Log subset of metrics to console as text #6182

addisonklinke · 2021-02-24T16:58:17Z

addisonklinke
Feb 24, 2021

I am in the processing of converting a vanilla PyTorch training system to Lightning and am having some difficulty understanding how to replicate my existing logging setup (as closely as possible). I like the benefit of built-in Tensorboard support, but I still need a good text log to allow inspection on machines without a GUI or easy browser connectivity.
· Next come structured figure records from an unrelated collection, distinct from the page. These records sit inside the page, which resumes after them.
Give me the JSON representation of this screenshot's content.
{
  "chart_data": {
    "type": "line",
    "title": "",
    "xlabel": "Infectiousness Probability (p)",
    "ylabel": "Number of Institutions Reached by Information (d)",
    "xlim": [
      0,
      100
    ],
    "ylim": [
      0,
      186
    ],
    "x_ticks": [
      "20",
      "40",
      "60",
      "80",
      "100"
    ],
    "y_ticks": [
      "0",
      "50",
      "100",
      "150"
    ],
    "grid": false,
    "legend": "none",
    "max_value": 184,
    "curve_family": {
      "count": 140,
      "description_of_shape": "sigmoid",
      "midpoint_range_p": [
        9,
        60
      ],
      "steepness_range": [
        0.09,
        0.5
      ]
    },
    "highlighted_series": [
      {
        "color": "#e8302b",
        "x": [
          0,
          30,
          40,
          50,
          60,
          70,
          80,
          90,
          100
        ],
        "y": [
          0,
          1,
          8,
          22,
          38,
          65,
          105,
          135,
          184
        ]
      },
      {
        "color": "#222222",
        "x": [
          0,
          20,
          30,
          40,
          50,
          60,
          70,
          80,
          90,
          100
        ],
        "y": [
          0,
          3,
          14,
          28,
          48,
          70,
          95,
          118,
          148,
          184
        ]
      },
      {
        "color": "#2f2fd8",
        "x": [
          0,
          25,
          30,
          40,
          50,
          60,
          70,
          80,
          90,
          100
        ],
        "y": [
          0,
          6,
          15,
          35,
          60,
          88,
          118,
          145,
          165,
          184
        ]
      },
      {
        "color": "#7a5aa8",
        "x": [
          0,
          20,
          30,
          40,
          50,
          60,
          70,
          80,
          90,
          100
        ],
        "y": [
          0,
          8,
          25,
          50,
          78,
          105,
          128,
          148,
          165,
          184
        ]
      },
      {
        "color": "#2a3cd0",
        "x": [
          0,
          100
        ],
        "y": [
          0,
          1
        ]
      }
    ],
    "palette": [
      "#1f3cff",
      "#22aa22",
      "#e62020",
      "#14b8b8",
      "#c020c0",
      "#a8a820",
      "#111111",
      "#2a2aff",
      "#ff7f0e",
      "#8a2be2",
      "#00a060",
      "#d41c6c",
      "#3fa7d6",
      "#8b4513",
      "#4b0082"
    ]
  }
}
Here's a sample of the first epoch from my current log file to illustrate what I'm looking to replicate. Note: char, seq, and region are short for character, sequence, and region accuracy

[DEBUG] Git repository state: master @ 28549a50
[INFO ] Received 218,985 samples + 1,060 for validation
[INFO ] Logging stats every 219 batches
[INFO ] Creating model with fresh parameters
[INFO ] Model parameters: 6,318,171
[INFO ] Starting training
[DEBUG] Epoch 0/29 | Batch 0/2190    | Loss 4.1212 | Char 1.84  Seq 0.00  Region 0.00
[DEBUG] Epoch 0/29 | Batch 219/2190  | Loss 2.5101 | Char 33.11 Seq 2.77  Region 15.94
[DEBUG] Epoch 0/29 | Batch 438/2190  | Loss 1.4691 | Char 65.30 Seq 10.45 Region 22.20
[DEBUG] Epoch 0/29 | Batch 657/2190  | Loss 1.1294 | Char 75.42 Seq 18.06 Region 23.79
[DEBUG] Epoch 0/29 | Batch 876/2190  | Loss 0.9958 | Char 79.17 Seq 21.12 Region 26.38
[DEBUG] Epoch 0/29 | Batch 1095/2190 | Loss 0.8981 | Char 81.86 Seq 23.87 Region 29.53
[DEBUG] Epoch 0/29 | Batch 1314/2190 | Loss 0.8195 | Char 83.91 Seq 25.21 Region 33.30
[DEBUG] Epoch 0/29 | Batch 1533/2190 | Loss 0.7626 | Char 85.77 Seq 26.36 Region 35.82
[DEBUG] Epoch 0/29 | Batch 1752/2190 | Loss 0.7012 | Char 87.25 Seq 27.96 Region 39.75
[DEBUG] Epoch 0/29 | Batch 1971/2190 | Loss 0.6549 | Char 88.11 Seq 29.21 Region 43.15
[INFO ] Saving checkpoint for epoch 0 (LR 1e-04)
[INFO ] Training:   char 76.82 seq 21.55 region 31.52
[INFO ] Validation: char 88.02 seq 29.55 region 52.55

@awaelchli suggests Lightning's CSVLogger in #4876, but it falls short of a few desirable features

Log text unrelated to a metric: sometimes the training routine has conditional branches and it's nice to add a log line to clarify which one was executed. In my example, whether a model was initialized from scratch with fresh parameters or loaded from a checkpoint file. I also like to include the git branch and hash to help with reproducibility
Full control of string formatting: using Python's built-in logger module, you can take advantage of f-strings to nicely align variable length output in a monospace font. In my example, the | separators stay in vertical columns despite the number of digits in the batch number varying, and large numbers are dynamically formatted with commas
Log a subset of metrics: I'd like to log the detailed metrics for validation loss and accuracy to Tensorboard so the events file could be copied to a GUI machine and reviewed in full. However, I don't need that extra information in my text logs, just a summary at the end of the epoch as I showed is fine. It seems like this can't be accomplished using self.log() inside my pl.LightningModule since if the trainer has multiple loggers configured, they must all emit/save the same metrics at the same frequency

I followed the docs for creating a custom logger that uses Python's built-in logging framework. It works alright, but has all the same limitations as the CSVLogger. If it helps, I can share the complete code for my logging implementation.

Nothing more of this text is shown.